Two weeks ago we reported that several versions of the popular BitTorrent client uTorrent were vulnerable to a remote DoS attack.
The vulnerability was discovered by Luigi Auriemma, a Milan-based security expert. He claimed that various BitTorrent clients were subject to this security flaw, based on the way they handle user-supplied data. The vulnerability was not critical, but it did allow attackers to remotely crash the application.
In a response, the uTorrent team stated that several of the older uTorrent releases were also affected.

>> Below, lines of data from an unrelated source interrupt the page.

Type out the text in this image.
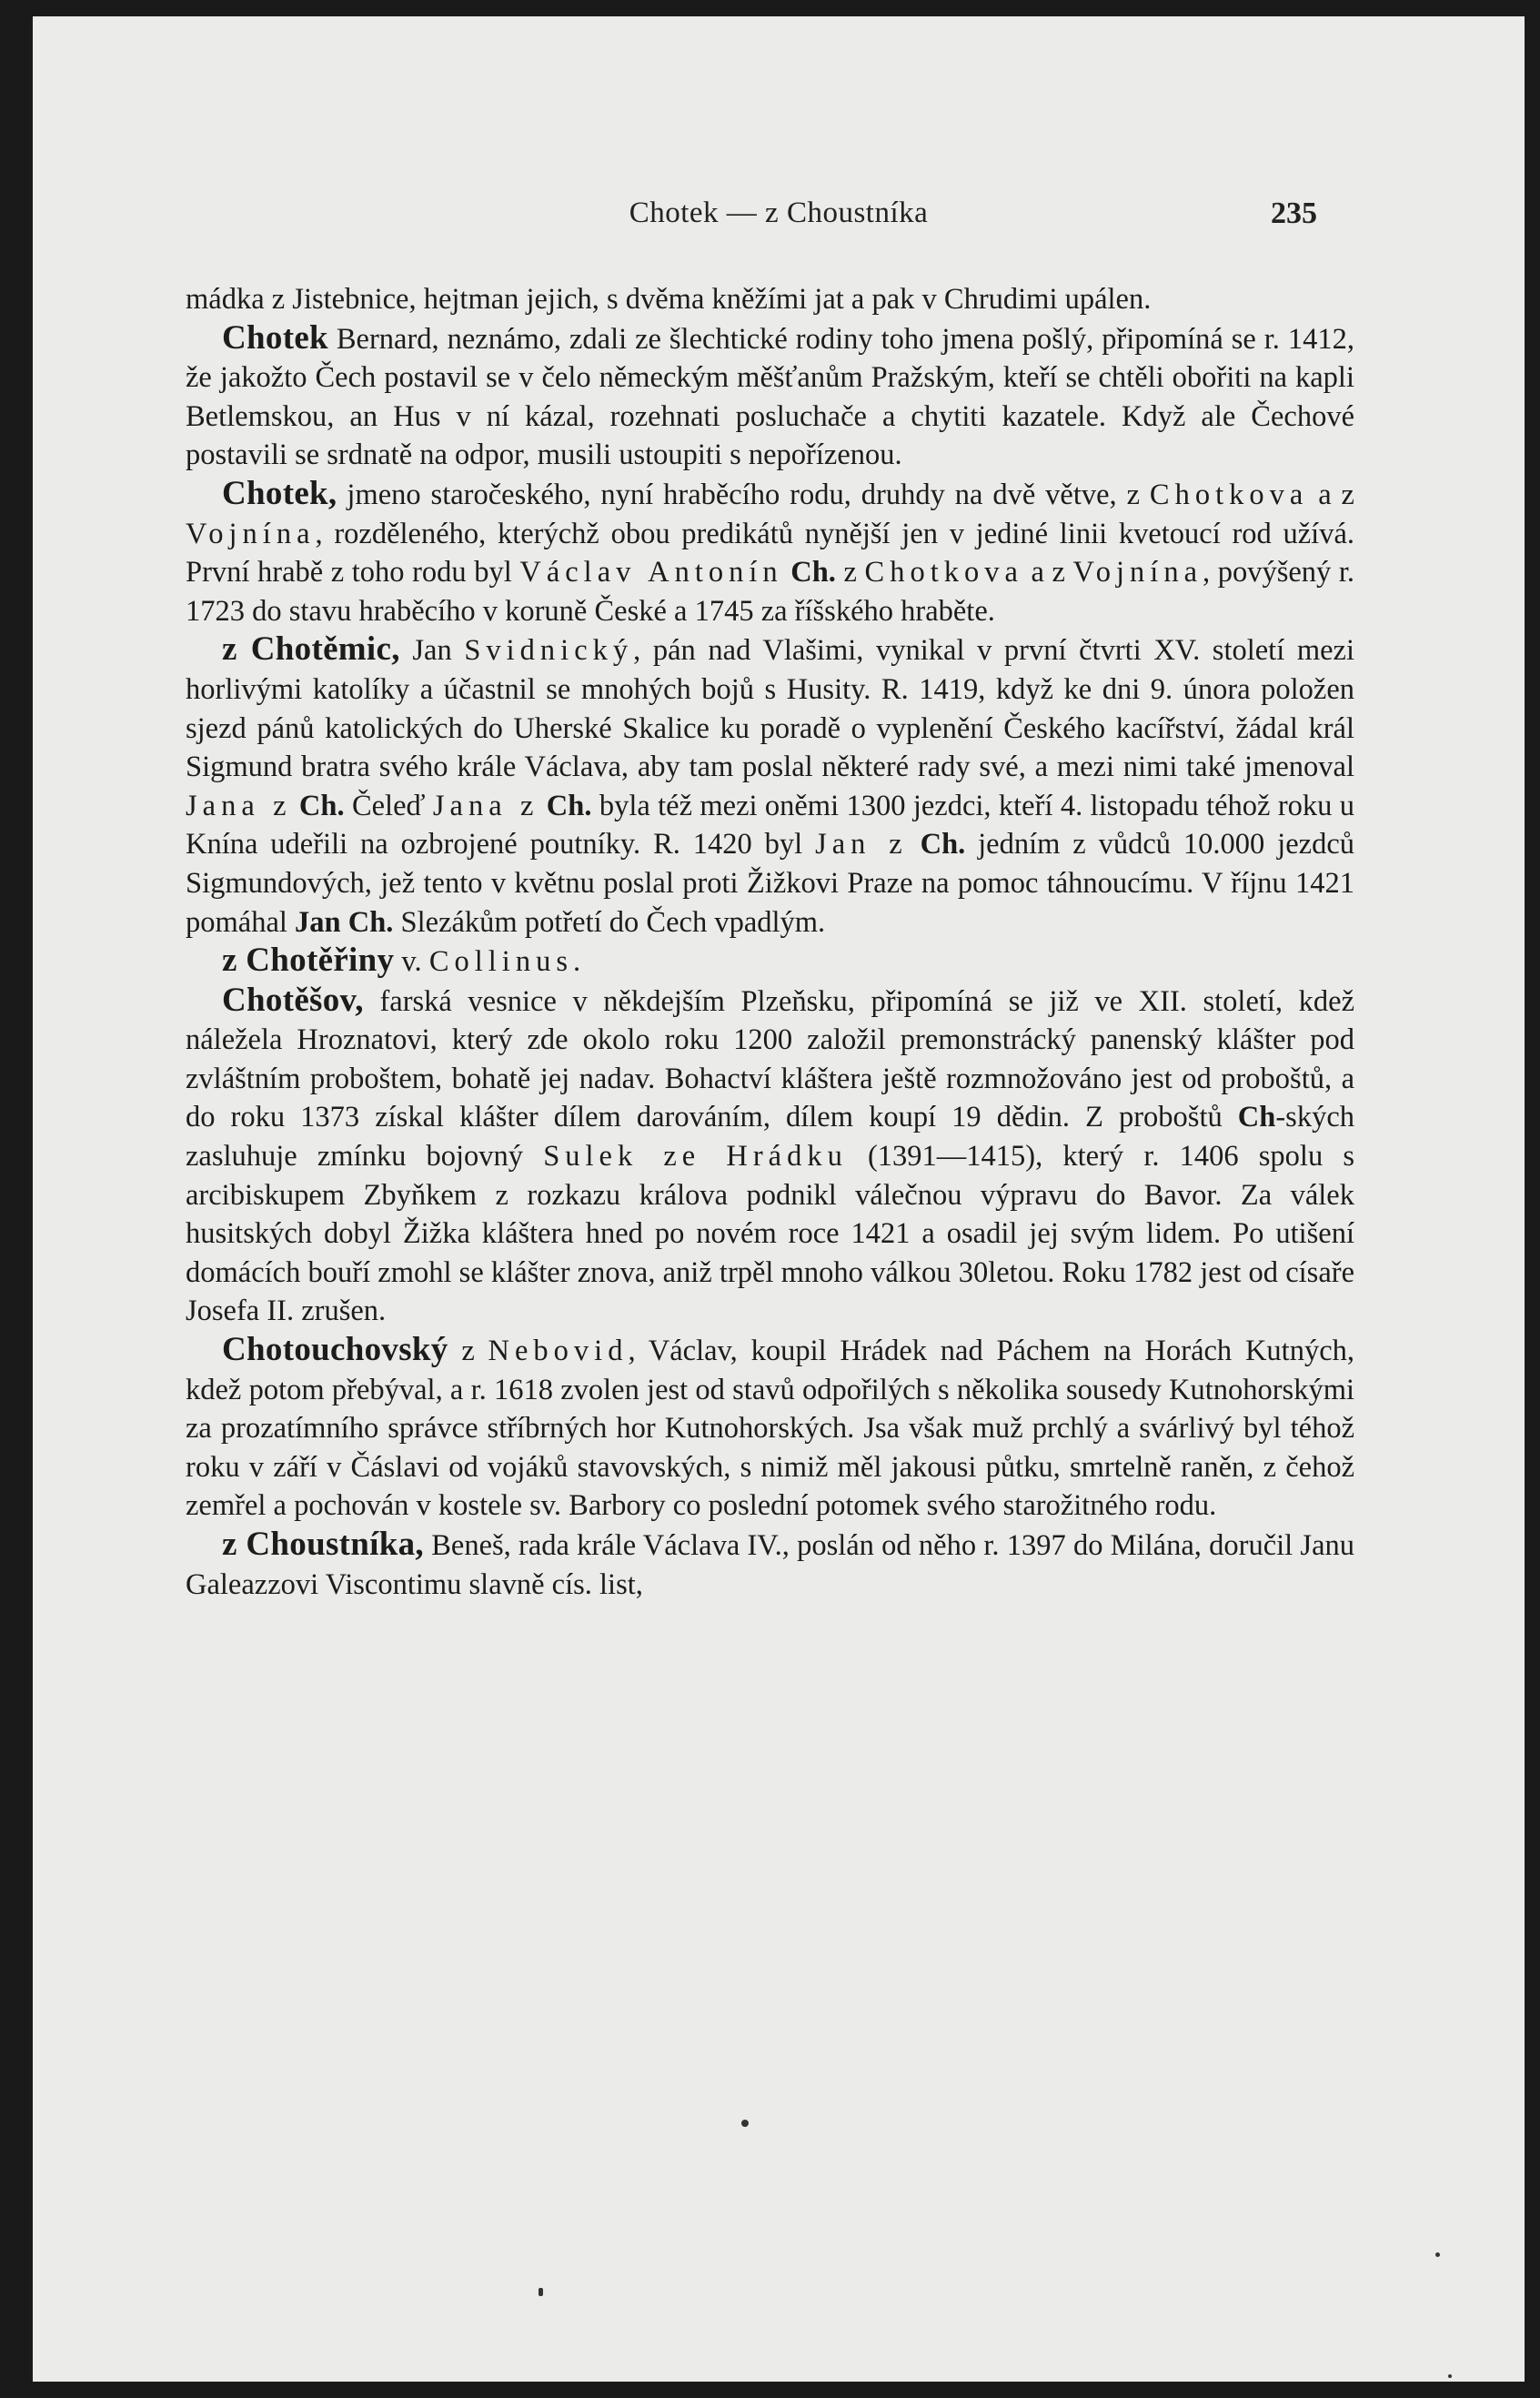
Chotek — z Choustníka	235

mádka z Jistebnice, hejtman jejich, s dvěma kněžími jat a pak v Chrudimi upálen.

Chotek Bernard, neznámo, zdali ze šlechtické rodiny toho jmena pošlý, připomíná se r. 1412, že jakožto Čech postavil se v čelo německým měšťanům Pražským, kteří se chtěli obořiti na kapli Betlemskou, an Hus v ní kázal, rozehnati posluchače a chytiti kazatele. Když ale Čechové postavili se srdnatě na odpor, musili ustoupiti s nepořízenou.

Chotek, jmeno staročeského, nyní hraběcího rodu, druhdy na dvě větve, z Chotkova a z Vojnína, rozděleného, kterýchž obou predikátů nynější jen v jediné linii kvetoucí rod užívá. První hrabě z toho rodu byl Václav Antonín Ch. z Chotkova a z Vojnína, povýšený r. 1723 do stavu hraběcího v koruně České a 1745 za říšského hraběte.

z Chotěmic, Jan Svidnický, pán nad Vlašimi, vynikal v první čtvrti XV. století mezi horlivými katolíky a účastnil se mnohých bojů s Husity. R. 1419, když ke dni 9. února položen sjezd pánů katolických do Uherské Skalice ku poradě o vyplenění Českého kacířství, žádal král Sigmund bratra svého krále Václava, aby tam poslal některé rady své, a mezi nimi také jmenoval Jana z Ch. Čeleď Jana z Ch. byla též mezi oněmi 1300 jezdci, kteří 4. listopadu téhož roku u Knína udeřili na ozbrojené poutníky. R. 1420 byl Jan z Ch. jedním z vůdců 10.000 jezdců Sigmundových, jež tento v květnu poslal proti Žižkovi Praze na pomoc táhnoucímu. V říjnu 1421 pomáhal Jan Ch. Slezákům potřetí do Čech vpadlým.

z Chotěřiny v. Collinus.

Chotěšov, farská vesnice v někdejším Plzeňsku, připomíná se již ve XII. století, kdež náležela Hroznatovi, který zde okolo roku 1200 založil premonstrácký panenský klášter pod zvláštním proboštem, bohatě jej nadav. Bohactví kláštera ještě rozmnožováno jest od proboštů, a do roku 1373 získal klášter dílem darováním, dílem koupí 19 dědin. Z proboštů Ch-ských zasluhuje zmínku bojovný Sulek ze Hrádku (1391—1415), který r. 1406 spolu s arcibiskupem Zbyňkem z rozkazu králova podnikl válečnou výpravu do Bavor. Za válek husitských dobyl Žižka kláštera hned po novém roce 1421 a osadil jej svým lidem. Po utišení domácích bouří zmohl se klášter znova, aniž trpěl mnoho válkou 30letou. Roku 1782 jest od císaře Josefa II. zrušen.

Chotouchovský z Nebovid, Václav, koupil Hrádek nad Páchem na Horách Kutných, kdež potom přebýval, a r. 1618 zvolen jest od stavů odpořilých s několika sousedy Kutnohorskými za prozatímního správce stříbrných hor Kutnohorských. Jsa však muž prchlý a svárlivý byl téhož roku v září v Čáslavi od vojáků stavovských, s nimiž měl jakousi půtku, smrtelně raněn, z čehož zemřel a pochován v kostele sv. Barbory co poslední potomek svého starožitného rodu.

z Choustníka, Beneš, rada krále Václava IV., poslán od něho r. 1397 do Milána, doručil Janu Galeazzovi Viscontimu slavně cís. list,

Luckily, they quickly released a new build – uTorrent 1.7.6 (build 7859), in which they fixed the issue, and the latest stable release is now safe as well.

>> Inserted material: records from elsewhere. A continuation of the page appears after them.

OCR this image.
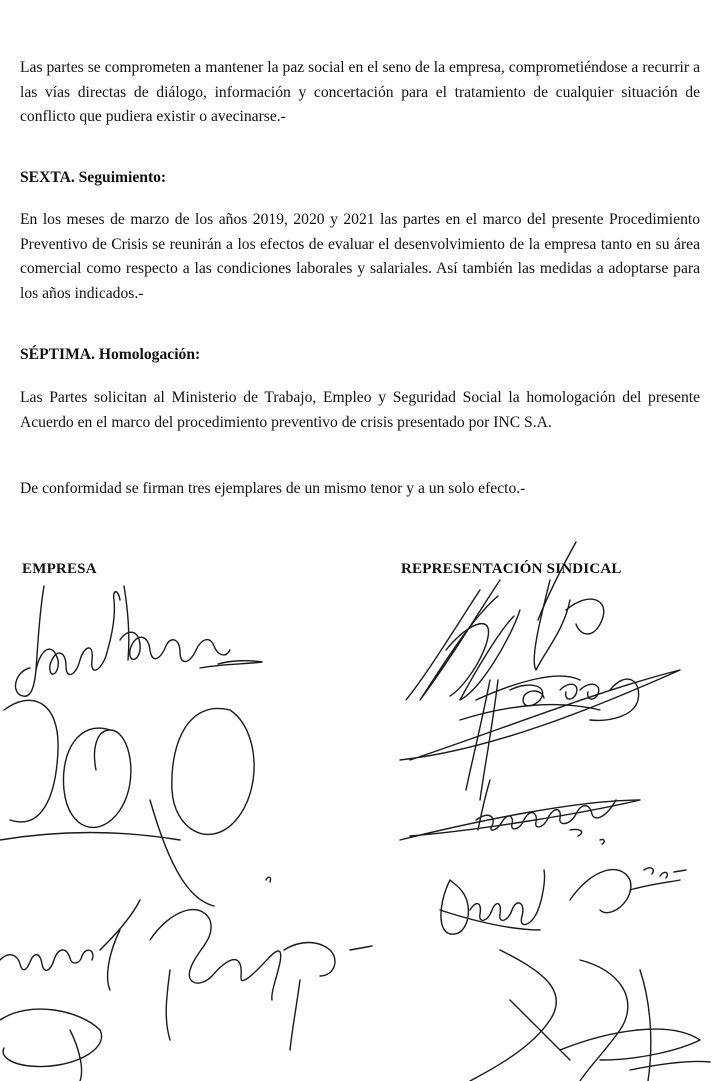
Las partes se comprometen a mantener la paz social en el seno de la empresa, comprometiéndose a recurrir a las vías directas de diálogo, información y concertación para el tratamiento de cualquier situación de conflicto que pudiera existir o avecinarse.-

SEXTA. Seguimiento:

En los meses de marzo de los años 2019, 2020 y 2021 las partes en el marco del presente Procedimiento Preventivo de Crisis se reunirán a los efectos de evaluar el desenvolvimiento de la empresa tanto en su área comercial como respecto a las condiciones laborales y salariales. Así también las medidas a adoptarse para los años indicados.-

SÉPTIMA. Homologación:

Las Partes solicitan al Ministerio de Trabajo, Empleo y Seguridad Social la homologación del presente Acuerdo en el marco del procedimiento preventivo de crisis presentado por INC S.A.

De conformidad se firman tres ejemplares de un mismo tenor y a un solo efecto.-

EMPRESA	REPRESENTACIÓN SINDICAL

The latest stable release of uTorrent adresses both the remote crash bug in WebUI and the (potential) remote crash bug with extension protocol. In the release notes we read: “1.7.7 is released to fix some potential security exploits. Barring any other security issues before the release of 1.8, this will be the last 1.7.x release.”
uTorrent is by far the most used BitTorrent client, and is installed on 5% of all Windows PCs worldwide, according to recent reports. The BitTorrent mainline client – also developed by BitTorrent Inc. – comes in second place, before Azureus and BitComet.
The latest stable release can be downloaded over here, upgrading is of course recommended.